Un amigo envía por WhatsApp un video. Un tropical cuarteto musical deambula por una solitaria playa en la zona del puerto de La Libertad, en la costa salvadoreña. Colgados al hombro de los trovadores una guitarra, un requinto, un bajo y una trompeta, guardan un silencio que suena más alto que las olas gritando desesperadas por veraneantes que tienen prohibido venir. Un litro de jugo, que simula un almuerzo, se convierte en cuatro sorbos y una desesperada melodía que no suena, porque no hay quien la pague.

La canción de dolor que sí suena fuerte es la pandemia que no solo está matando gente por falta de recursos médicos o políticos enfermos de poder, sino, también, condena a una muerte lenta a otros que no tienen tos, ni fiebre, pero sí les duele la cabeza de pensar cómo llevar el alimento a casa y sienten que se ahogan porque el corazón está cansado de latir sin ser escuchado.

Así tampoco son escuchadas, para renegociar su salario o sus condiciones laborales, las personas despedidas.
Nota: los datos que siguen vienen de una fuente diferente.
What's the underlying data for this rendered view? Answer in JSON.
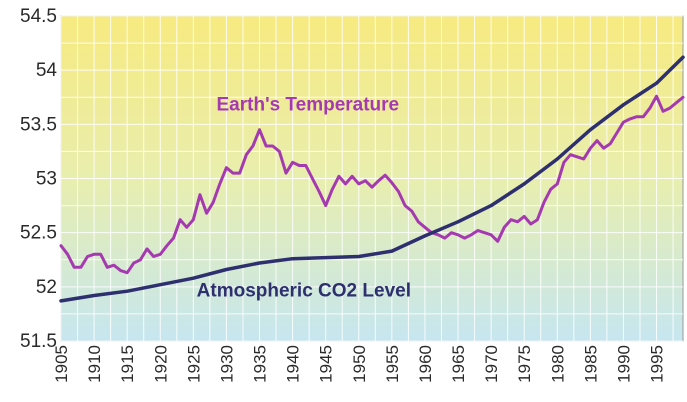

Los patronos deberían, en tiempos de coronavirus, buscar entonar una canción colectiva, en la que todos deban asumir costos y aportar soluciones innovadoras, hasta donde sea posible, buscando una relación ganar-ganar como un acto de solidaridad de todos.

Los que ostentan, hoy por hoy, el poder de cualquier tipo, deben saber que en el oficio de la Fe nadie puede despedirte, apartarte y dejarte sin posibilidades, porque, aunque sea pequeño e insignificante para muchos, cuando lo conoces y lo haces bien, se mueven montañas, se abren puertas y se saca a pasear la creatividad.

Pues a los que creen, el Señor les exhorta: “No recuerden lo que pasó antes ni piensen en el pasado. Fíjense, voy a hacer algo nuevo. Eso es lo que está pasando ahora. ¿No se dan cuenta? Haré un camino en el desierto y ríos en tierra desolada” (Isaías 43: 16-21).

Entonces al “gracias y adiós”, le sigue el “bienvenido al milagro de algo insólito”, créelo con fe y actitud.